In The Master Plan, Chris Wilson writes about his personal experience of moving from ‘life in prison to a life of purpose’ through his master plan, which included practical steps of educating vulnerable communities and lowering crime rates, if granted parole. The message is that even when no hope seems possible, it’s still worth giving it a try, in as practical a way as possible. His way was to devise an actionable plan for the future. Only secondarily, the book also touches on social phenomena such as the mass incarceration of African Americans in the US.

In Inventory, Darran Anderson writes about his personal experience of growing up in Northern Ireland in the 1960s. The challenge is the social and political circumstances of the Troubles and how they shaped the rest of his life. The message is you can overcome trauma as an adult.

In Educated, Tara Westover writes about her personal experience of growing up in a fundamentalist family and finding freedom through education. The challenge is the frankly bonkers upbringing she had, the message is you can escape your life-limiting circumstances through education.

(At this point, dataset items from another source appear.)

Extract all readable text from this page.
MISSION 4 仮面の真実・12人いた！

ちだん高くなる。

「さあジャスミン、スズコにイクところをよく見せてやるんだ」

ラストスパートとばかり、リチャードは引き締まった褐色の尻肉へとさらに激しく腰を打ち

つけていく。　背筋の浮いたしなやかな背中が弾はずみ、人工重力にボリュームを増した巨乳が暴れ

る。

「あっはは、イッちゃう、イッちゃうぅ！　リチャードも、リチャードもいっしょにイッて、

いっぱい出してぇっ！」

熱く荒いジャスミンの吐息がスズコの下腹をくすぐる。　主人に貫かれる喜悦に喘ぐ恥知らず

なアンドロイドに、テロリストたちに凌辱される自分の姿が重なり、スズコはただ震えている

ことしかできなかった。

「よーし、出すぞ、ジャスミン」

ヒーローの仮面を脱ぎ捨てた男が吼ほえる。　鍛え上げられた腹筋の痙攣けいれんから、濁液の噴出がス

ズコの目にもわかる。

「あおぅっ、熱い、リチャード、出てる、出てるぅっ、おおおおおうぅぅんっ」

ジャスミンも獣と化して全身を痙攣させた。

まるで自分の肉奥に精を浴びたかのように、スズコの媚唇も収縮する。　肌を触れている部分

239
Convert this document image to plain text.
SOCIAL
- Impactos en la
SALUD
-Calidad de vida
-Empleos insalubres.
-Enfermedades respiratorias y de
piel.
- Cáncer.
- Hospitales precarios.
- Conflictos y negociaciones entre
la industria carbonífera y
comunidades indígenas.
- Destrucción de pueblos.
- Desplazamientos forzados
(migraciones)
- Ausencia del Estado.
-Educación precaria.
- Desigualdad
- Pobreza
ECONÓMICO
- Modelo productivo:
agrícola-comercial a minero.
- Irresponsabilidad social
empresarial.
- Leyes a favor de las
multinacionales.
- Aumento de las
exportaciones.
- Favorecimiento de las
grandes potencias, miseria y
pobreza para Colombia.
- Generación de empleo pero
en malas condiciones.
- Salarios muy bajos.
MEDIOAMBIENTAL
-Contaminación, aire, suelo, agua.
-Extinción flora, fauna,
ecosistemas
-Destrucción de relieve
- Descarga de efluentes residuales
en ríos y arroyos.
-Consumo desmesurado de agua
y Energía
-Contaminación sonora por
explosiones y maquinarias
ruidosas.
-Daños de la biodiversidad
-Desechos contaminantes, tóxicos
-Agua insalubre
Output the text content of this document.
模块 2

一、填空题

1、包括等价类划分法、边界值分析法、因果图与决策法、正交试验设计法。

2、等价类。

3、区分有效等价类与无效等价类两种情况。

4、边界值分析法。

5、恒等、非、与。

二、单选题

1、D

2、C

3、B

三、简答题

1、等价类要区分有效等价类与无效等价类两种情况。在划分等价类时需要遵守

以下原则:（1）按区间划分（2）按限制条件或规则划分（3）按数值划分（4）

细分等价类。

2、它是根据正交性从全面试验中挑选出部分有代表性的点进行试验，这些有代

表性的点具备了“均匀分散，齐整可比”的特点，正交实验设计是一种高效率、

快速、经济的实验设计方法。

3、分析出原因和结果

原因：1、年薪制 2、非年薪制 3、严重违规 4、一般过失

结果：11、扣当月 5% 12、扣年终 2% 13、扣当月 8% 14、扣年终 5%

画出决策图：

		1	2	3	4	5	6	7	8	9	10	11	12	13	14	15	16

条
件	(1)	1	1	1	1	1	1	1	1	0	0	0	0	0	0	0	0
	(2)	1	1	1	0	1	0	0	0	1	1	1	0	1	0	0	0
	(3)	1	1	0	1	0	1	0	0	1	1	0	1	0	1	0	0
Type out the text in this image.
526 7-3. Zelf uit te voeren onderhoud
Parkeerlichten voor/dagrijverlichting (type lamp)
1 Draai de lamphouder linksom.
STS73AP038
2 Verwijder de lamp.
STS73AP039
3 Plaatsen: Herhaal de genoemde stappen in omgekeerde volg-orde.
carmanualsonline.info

Immediately noticeable is that these four authors were not celebrities when they set out to write their life stories. And so they did not write them like celebrities. In other words, they didn’t just inform the reader of their personal experiences. Rather, they used their life stories to support their message.

These titles also have a positive message: adversity can be overcome, you will go through it and you will come out fine. Probably not the same person you were before, but meaningfully fine and most likely stronger, wiser, readier to face hardship.

This is significant because people reading memoirs are mostly those seeking inspiration on how to overcome a challenge in their own life.

So, to write your memoir, you must first decide on your challenge. This will be the heart of your story. You can use this challenge to deliver your encouraging message to a reader who’s likely looking at you for some backing.

Once you have made both of these decisions, only then you can use personal experience to support them and build authenticity and connection with your reader. Your reader will resonate with your personal experience on a human level, they will relate to your decisions, good and bad. They will recognise their own reactions in your reactions to challenges they may be sharing, and will seek to learn how you moved on. It is here, in the learning part, where the memoir delivers the most value for the reader. This also means that there is no value in the author’s life story alone.

In conclusion, the main difference between an autobiography and a memoir is not that one is written by a celebrity and the other by a no-one. The main difference is that one is simply informative, while the other is transformative.

To write a successful memoir, you must aim to transform your reader’s experience by helping them overcome the challenges they face in their own lives; in other words, to make it about your reader, and not about yourself. Here lies the reason why millions of strangers will want to read your life story.